Product bundles work best when they are treated as a merchandising decision first and a discounting tactic second. The goal is to make the next purchase easier for the shopper while keeping fulfillment clear for the store team.
Start with one buying intent
Choose products that naturally belong to the same customer job. A bundle for a skincare routine, a starter kit, or a refill pack is easier to understand than a random collection of slow-moving inventory.
Good first bundles usually have three traits:
- The products are commonly purchased together.
- The customer can understand the value quickly.
- The store can fulfill the order without manual checks.
Keep the discount simple
Use one clear incentive for the first version.

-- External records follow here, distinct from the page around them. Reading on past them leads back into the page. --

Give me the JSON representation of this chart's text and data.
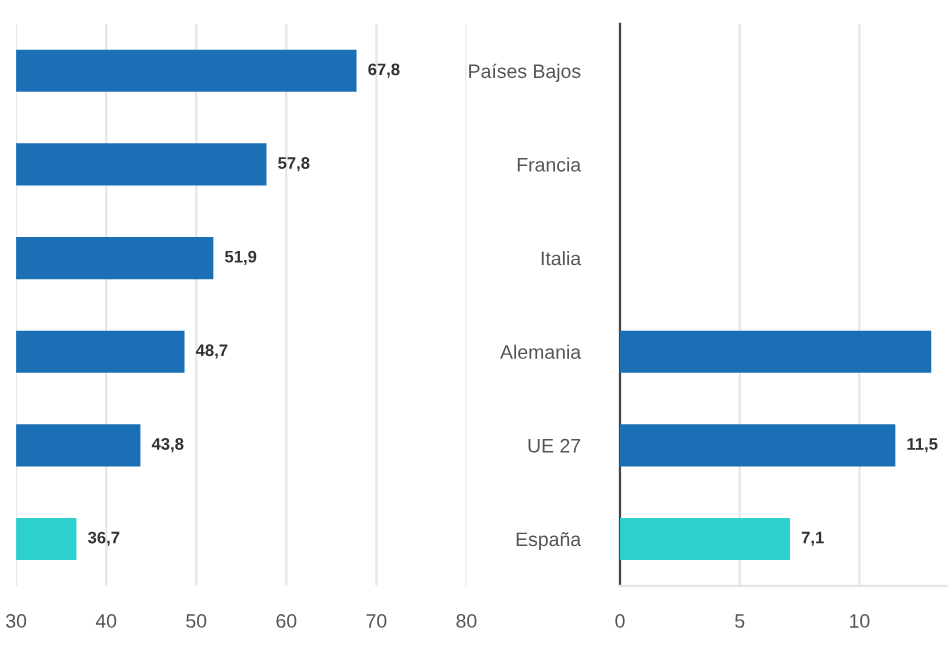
{
  "chart_data": [
    {
      "type": "bar",
      "orientation": "horizontal",
      "categories": [
        null,
        null,
        null,
        null,
        null,
        null
      ],
      "values": [
        67.8,
        57.8,
        51.9,
        48.7,
        43.8,
        36.7
      ],
      "colors": [
        "#1a6fb5",
        "#1a6fb5",
        "#1a6fb5",
        "#1a6fb5",
        "#1a6fb5",
        "#2ecfcf"
      ],
      "value_labels": [
        "67,8",
        "57,8",
        "51,9",
        "48,7",
        "43,8",
        "36,7"
      ],
      "xlim": [
        30,
        80
      ],
      "xticks": [
        30,
        40,
        50,
        60,
        70,
        80
      ],
      "grid": "x"
    },
    {
      "type": "bar",
      "orientation": "horizontal",
      "categories": [
        "Países Bajos",
        "Francia",
        "Italia",
        "Alemania",
        "UE 27",
        "España"
      ],
      "values": [
        null,
        null,
        null,
        13.0,
        11.5,
        7.1
      ],
      "colors": [
        "#1a6fb5",
        "#1a6fb5",
        "#1a6fb5",
        "#1a6fb5",
        "#1a6fb5",
        "#2ecfcf"
      ],
      "value_labels": [
        null,
        null,
        null,
        null,
        "11,5",
        "7,1"
      ],
      "xlim": [
        0,
        13.7
      ],
      "xticks": [
        0,
        5,
        10
      ],
      "grid": "x"
    }
  ]
}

A fixed amount or percentage discount is enough to validate whether shoppers want the offer.
Avoid stacking multiple conditions until you know the bundle has demand. Complex rules are harder to explain, harder to test, and easier to misconfigure.
Measure the operational impact
Track more than revenue. A useful bundle should also be reliable to operate.
| Metric | Why it matters |
|---|---|
| Average order value | Shows whether the offer increases basket size. |
| Conversion rate | Shows whether shoppers understand the offer. |
| Stock issues | Shows whether the bundle is operationally safe. |
Once the first bundle is stable, add variants, seasonal campaigns, or category-specific offers.